General characteristics as built
- Class & type: 32-gun fifth rate
- Tons burthen: 38390⁄94 tons (bm)
- Length: 107 ft 10 in (32.87 m) gundeck; 90 ft 2.25 in (27.49 m) keel for tonnage;
- Beam: 28 ft 4.5 in (8.65 m)
- Depth of hold: 10 ft 7.5 in (3.24 m)
- Propulsion: Sails
- Sail plan: Full-rigged ship
- Complement: 145/110
- Armament: as built 32 guns; 4/4 × demi-culverins (LD); 22/20 × 6-pdr guns (UD); 6/4 × 4-pdr guns (QD);

= HMS Milford (1695) =

HMS Milford was a 32-gun fifth rate built under contract by William Hubbard of Ipswich in 1694/95.

She was the third vessel to carry the name Milford since it was first used for a similar vessel in 1660. Her predecessor was a 32-gun fifth rate built at Woolwich Dockyard on 30 March 1690 and captured by the French in the North Sea in November 1693.

==Construction and specifications==
She was ordered on 17 May 1694 to be built under contract by William Hubbard of Ipswich.
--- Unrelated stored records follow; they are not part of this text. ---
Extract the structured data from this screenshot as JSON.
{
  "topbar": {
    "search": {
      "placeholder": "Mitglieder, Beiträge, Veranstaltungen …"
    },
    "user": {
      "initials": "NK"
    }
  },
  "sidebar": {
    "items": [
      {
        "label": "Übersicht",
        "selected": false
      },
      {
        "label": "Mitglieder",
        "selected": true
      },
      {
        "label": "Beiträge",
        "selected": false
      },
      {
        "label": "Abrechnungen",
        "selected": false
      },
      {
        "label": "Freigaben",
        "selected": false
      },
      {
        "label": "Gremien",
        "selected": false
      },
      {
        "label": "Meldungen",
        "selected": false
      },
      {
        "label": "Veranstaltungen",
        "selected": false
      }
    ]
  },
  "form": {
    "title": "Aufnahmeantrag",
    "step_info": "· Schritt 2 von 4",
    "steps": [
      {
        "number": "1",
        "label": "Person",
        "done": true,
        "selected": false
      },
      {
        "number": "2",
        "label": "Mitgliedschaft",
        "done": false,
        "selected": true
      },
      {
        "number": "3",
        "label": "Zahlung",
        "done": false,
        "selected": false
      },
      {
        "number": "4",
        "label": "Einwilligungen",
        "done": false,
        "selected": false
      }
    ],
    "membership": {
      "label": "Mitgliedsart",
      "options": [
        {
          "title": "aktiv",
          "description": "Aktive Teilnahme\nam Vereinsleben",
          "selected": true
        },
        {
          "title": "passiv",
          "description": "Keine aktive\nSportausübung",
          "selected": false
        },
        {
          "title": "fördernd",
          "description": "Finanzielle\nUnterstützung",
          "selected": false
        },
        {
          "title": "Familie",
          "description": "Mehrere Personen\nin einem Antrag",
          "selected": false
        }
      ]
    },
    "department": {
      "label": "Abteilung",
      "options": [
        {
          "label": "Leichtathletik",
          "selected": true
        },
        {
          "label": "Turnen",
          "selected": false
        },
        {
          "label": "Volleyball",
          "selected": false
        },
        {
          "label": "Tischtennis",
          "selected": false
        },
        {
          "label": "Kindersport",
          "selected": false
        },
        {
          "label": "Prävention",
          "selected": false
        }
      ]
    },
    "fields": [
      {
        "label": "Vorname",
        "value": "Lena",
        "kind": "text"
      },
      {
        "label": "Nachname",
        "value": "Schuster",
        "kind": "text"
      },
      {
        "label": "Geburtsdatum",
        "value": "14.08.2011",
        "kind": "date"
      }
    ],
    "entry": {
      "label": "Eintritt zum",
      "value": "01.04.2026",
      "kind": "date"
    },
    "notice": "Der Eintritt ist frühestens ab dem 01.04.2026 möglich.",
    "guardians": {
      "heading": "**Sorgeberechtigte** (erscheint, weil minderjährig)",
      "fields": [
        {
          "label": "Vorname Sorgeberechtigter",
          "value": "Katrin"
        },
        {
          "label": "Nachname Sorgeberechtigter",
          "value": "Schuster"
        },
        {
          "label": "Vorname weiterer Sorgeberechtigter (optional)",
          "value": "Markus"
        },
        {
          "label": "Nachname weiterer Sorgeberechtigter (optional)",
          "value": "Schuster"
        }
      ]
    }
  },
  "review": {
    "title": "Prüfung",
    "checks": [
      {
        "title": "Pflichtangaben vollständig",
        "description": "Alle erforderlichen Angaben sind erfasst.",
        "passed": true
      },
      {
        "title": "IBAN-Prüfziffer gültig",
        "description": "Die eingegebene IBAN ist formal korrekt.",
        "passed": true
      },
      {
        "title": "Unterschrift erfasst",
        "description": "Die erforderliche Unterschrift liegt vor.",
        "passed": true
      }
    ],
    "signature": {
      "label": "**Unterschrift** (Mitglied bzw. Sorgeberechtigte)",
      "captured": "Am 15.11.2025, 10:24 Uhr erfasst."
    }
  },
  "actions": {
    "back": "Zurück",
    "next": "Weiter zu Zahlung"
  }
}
She was launched on 6 March 1695. Her dimensions were a gundeck of 107 ft 10 in with a keel of 90 ft 2.25 in for tonnage calculation with a breadth of 28 ft 4.5 in and a depth of hold of 10 ft 7.5 in. Her builder's measure tonnage was calculated as 38623/94 tons (burthen).

The gun armament initially was four demi-culverins on the lower deck (LD) with two pair of guns per side. The upper deck (UD) battery contained between twenty and twenty-two 6-pounder guns, with ten or eleven guns per side. The gun battery would be completed by four 4-pounder guns on the quarterdeck (QD), with two to three guns per side.

==Commissioned Service 1695-1697==
HMS Milford was commissioned in 1695 under the command of Captain Thomas Lyell for service in the North Sea on Fishery protection.

==Loss==
She was taken by five French ships while on passage from Great Yarmouth to Holland on 7 January 1697. She was incorporated into French Service as Le Milfort until 1720.